Seminar In Comparative Literature: PostColonial-PostModern

This course will focus on the magic-realist postmodern depictions of the postcolonial and of postcoloniality in general. The arch novel that embodies this postmodern approach to postcoloniality is Salman Rushdie’s Satanic VersesSatanic Verses introduces students to the trickster figure and his functioning in postcolonial literatures: What does he grow into knowing? What is his sense of identity? Nation and nationality? I would like to take this theme into Asian and Pacific literatures via the myth of the “Monkey King.” We will read Kherdien’s contemporary Monkey: A Journey to the West and then move on to Timothy Mo’s Monkey King, Maxine Hong Kingston’s Trip-Master Monkey and Gerald Vizenor’s Griever.
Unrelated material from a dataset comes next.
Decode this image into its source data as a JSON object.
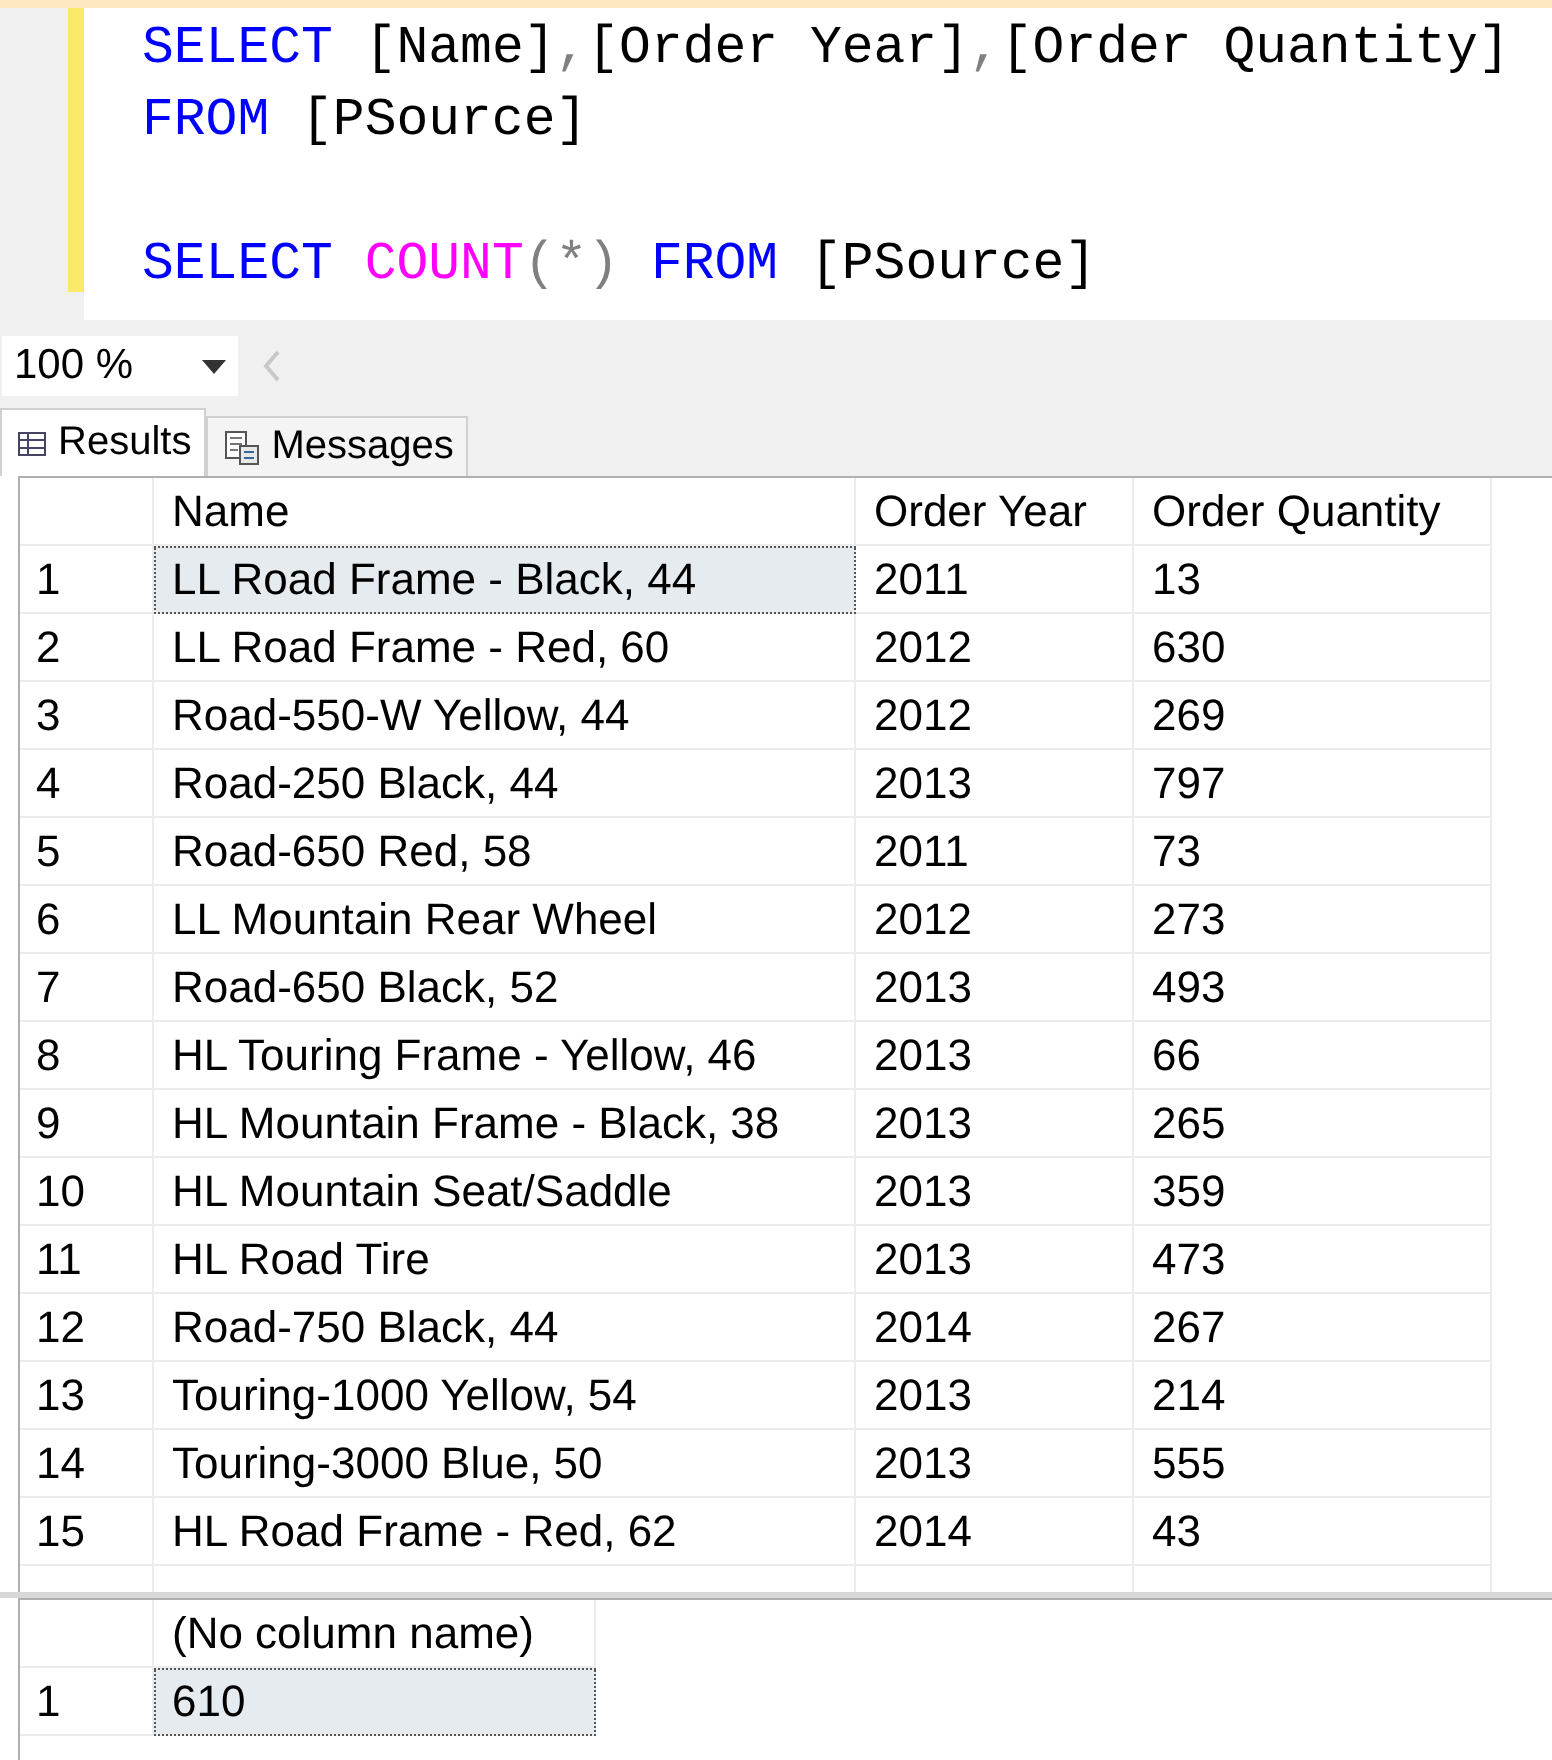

The last novel extends the scope to issues of indigeneity which we will also discuss through Keri Hulme”s Bone People. Such a course will give students a wide sweep of Asian and Pacific literatures through which they could explore, in their research papers, various topics—such as “the style of postmodern Literatures.” Do they have a particular experimental style. Does it mark postcoloniality? What is the role of magic-realism? We will write short reaction response essays to the BIG novels and one long seminar paper connecting all the novels to issues in the Asia Pacific region.

The paper should be at least 20 pages with the SLO of possible publication. I will urge you all to submit your papers to appropriate journals.